En sevdiğim. Güneş gülümsüyo ve sanki mutluluktan, penceremden beni uyandırmak için en çok beni lşlnlandırıyo. Tenimde bir sıcaklık hissediyorum, rahatlatıcı bir sıcaklık. Kafamı kaldırınca penceremden güneşin ve bulutların huzuruyla karşılaşıyorum. Hafif bir tebessüm sarıyor dudaklarımı ve rüzgarın verdiyi o esintiden sallanan ağaçların yazdığı besteyi dile getiriyor kuşlar. Sabah. En sevdiğim işte böyle uyanmak. Yanımdaki saatte bakarak içime bir telaş ve acele giriyor. Bir saat sonra babamla kahvaltıya buluşucaz. Babamla malesef birlikte yaşamıyoruz. Ben küçükken annem hayatını bitirmeyi karar verip nefesine bir son vermiş. Babam ise işinden dolayı hep başka bir ülkede toplantıda ve oyüzdsn bana bakma imkanı yoktu. Bana Hale bakdı. Hale aslında teyzem ama kendisine ismiyle hitap etmemi istemişti. Tek hatırladığım şey ona teyze dediğimde bana karşı olan öfkesi.
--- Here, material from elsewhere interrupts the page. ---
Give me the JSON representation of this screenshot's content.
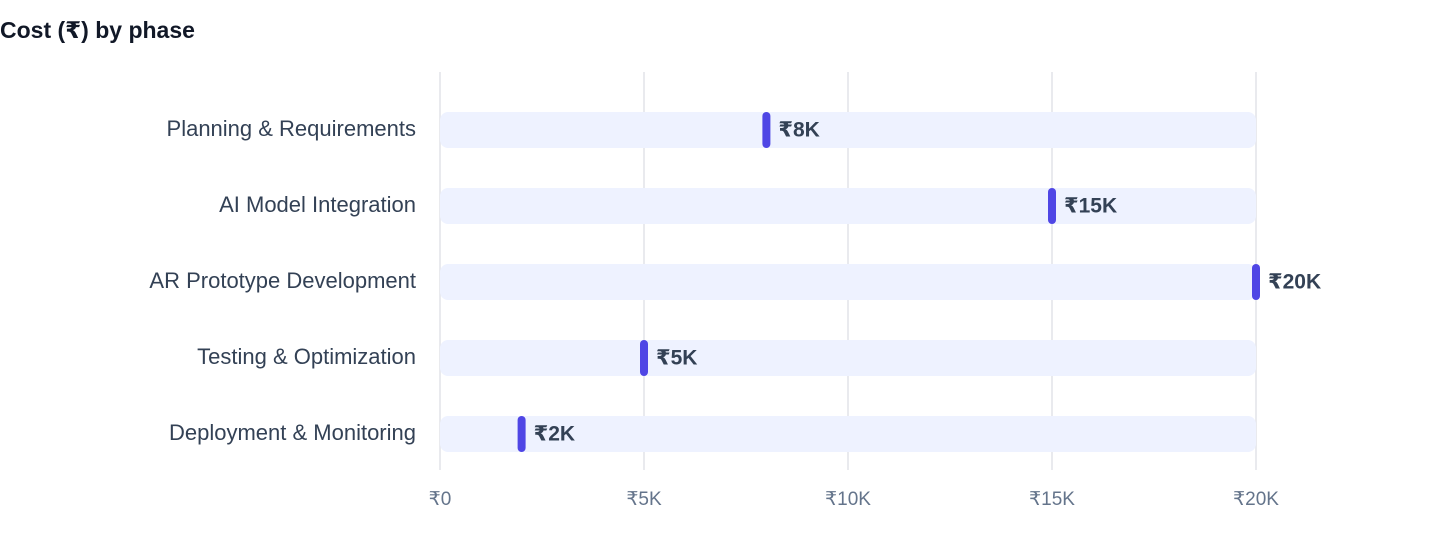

"Teyze? Bundan sonra sizle mi yaşıyacağım?"
"Teyze değil. Hale. Adım Hale."Bana karşı olan öfkesi işte ozaman başladı ve hâla öyle hissediyo. Ve kendisini kardeşim gibi gördüğüm Öykü. Tabi beraber büyüdüğümüz için herşeyide beraber yaptık.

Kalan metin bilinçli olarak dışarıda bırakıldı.